How Plant Fluorescence Is Affecting Our Understanding Of Carbon Assimilation In A Changing Climate

Presenter: Patrick Neri1
Co-Author(s): Yang Song, Lianhong Gu, Tianyi Hu, Changpeng Fan, Xueyan Zhang
Advisor(s): Yang Song (UA Bio-ESM Lab)
1Department of Hydrology and Atmospheric Sciences, University of Arizona


Oral Session 2

The impact of terrestrial vegetative carbon sequestration in the climate-carbon feedback remains a primary uncertainty for predicting the future climate. The current methodology has had difficulty in modelling photosynthesis in situations with stressful climatic conditions. One major effort currently ongoing to improve this photosynthetic prediction is the better utilization of plant fluorescence. When plants are illuminated, parts of the complex systems that turn that light into energy radiate some of it back out in the far-red spectrum.
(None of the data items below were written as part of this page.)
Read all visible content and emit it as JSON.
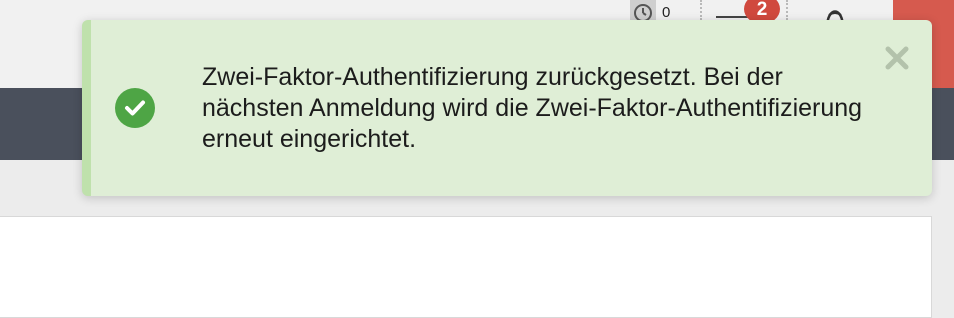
{
  "header": {
    "timer": {
      "icon": "stopwatch-icon",
      "count": "0"
    },
    "messages": {
      "icon": "messages-icon",
      "badge_count": "2"
    },
    "user": {
      "icon": "user-avatar-icon"
    },
    "logout": {
      "icon": "logout-icon"
    }
  },
  "toast": {
    "type": "success",
    "icon": "check-circle-icon",
    "message": "Zwei-Faktor-Authentifizierung zurückgesetzt. Bei der nächsten Anmeldung wird die Zwei-Faktor-Authentifizierung erneut eingerichtet.",
    "close_icon": "close-icon"
  },
  "colors": {
    "toast_background": "#dfeed6",
    "toast_accent": "#bfe1ac",
    "success_icon": "#4ea545",
    "badge": "#d0493e",
    "navbar": "#4a505c",
    "logout": "#d65a4e"
  }
}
This solar-induced fluorescence (SIF) is a detectable connection to the invisible assimilation of CO2 plants perform and has gathered much focus in the efforts to constrain and inform GPP estimates. I will offer a peek into the future of mechanistic modeling of photosynthesis and the potential benefits across several fields, such as food security and understanding ecosystem resilience to changing climate. Finally, by leveraging a technique that utilizes this phenomenon called PAM fluorescence, I will demonstrate an as-of-yet newly described temperature control on photosynthesis and what the tolerance and resilience of vegetation carbon sequestration might mean for terrestrial vegetation carbon assimilation in a changing climate.